Knots of villagers huddled together, reading out their letters loudly as tears streamed down their cheeks.

The postal official said the problem started after January 2006 but some villagers claimed they had not received any letters for three years.

“It seems Paramasivam had a sadistic streak. Being the only sarkari hand in this village, he probably didn’t want anyone else to get a government job, or our children to rise socially with better education,” alleged Arumugam, a panchayat member at Koneripatti.

“Paramasivam once told a neighbour’s son, ‘Go and work in the fields, why do you need to study?’”

“Normally we learn about such lapses quickly enough, but here it seems to have been kept under wraps,” the postal official said. He said Paramasivam belonged to a powerful caste.

And sure enough, the postman has a few defenders, too. Some villagers said he delivered most of the money orders and pension documents. Others alleged he favoured a select group of households.

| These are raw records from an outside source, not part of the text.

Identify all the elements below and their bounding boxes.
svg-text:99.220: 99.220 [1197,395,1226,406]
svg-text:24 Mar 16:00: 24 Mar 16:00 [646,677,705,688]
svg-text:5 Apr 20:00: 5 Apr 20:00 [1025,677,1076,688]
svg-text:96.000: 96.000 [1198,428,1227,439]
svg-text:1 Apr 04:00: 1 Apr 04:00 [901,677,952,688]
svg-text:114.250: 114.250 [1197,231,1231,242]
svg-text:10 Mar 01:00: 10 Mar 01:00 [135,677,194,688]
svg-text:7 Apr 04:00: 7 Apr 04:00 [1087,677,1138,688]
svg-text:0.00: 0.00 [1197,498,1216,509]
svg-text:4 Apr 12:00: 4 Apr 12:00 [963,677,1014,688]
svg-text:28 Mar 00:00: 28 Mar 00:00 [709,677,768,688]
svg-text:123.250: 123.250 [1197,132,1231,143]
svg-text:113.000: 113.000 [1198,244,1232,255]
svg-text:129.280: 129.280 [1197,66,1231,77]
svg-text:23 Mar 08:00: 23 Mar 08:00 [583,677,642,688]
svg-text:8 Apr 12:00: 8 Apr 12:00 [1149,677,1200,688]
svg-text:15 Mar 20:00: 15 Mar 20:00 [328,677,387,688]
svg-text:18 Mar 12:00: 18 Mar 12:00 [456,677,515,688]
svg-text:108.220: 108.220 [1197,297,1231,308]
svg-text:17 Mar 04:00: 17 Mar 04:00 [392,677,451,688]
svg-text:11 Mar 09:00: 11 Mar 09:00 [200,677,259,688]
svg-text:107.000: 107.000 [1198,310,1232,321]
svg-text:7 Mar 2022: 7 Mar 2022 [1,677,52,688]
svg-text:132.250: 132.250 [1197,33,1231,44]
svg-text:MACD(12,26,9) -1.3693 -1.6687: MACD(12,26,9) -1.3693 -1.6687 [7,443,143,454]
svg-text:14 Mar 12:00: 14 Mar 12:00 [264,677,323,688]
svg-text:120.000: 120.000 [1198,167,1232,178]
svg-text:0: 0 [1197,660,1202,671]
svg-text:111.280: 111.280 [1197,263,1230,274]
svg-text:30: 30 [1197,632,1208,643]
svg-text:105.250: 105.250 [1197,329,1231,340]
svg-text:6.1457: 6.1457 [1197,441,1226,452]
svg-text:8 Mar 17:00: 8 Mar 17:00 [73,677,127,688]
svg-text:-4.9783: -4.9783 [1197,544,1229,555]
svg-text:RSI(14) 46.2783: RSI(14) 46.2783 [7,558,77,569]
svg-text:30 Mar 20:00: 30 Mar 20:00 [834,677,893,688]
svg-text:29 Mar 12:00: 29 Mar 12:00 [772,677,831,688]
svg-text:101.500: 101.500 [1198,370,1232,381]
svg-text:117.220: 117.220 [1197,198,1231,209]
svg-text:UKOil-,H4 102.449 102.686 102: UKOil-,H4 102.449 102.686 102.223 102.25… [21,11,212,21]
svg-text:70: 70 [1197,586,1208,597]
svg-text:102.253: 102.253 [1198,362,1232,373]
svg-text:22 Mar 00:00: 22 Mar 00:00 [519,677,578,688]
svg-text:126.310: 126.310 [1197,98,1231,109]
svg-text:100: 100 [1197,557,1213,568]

“You cannot really blame an overburdened man who has been working in the department for 21 years,” said P.A. Murugesan, a well-to-do farmer in Koneripatti.

“It’s no joke having to pedal 15km every day on his old bicycle across a semi-hilly terrain.”

Murugesan prefers to blame the postal department for failing to appoint a sub-postmaster for nearly two years. “Besides, I am not aware of anyone missing out on any major death news since there are cellphones now.”

But India’s telecom revolution couldn’t prevent one man from turning pin code 637107 into no-man’s-land for life’s vital business.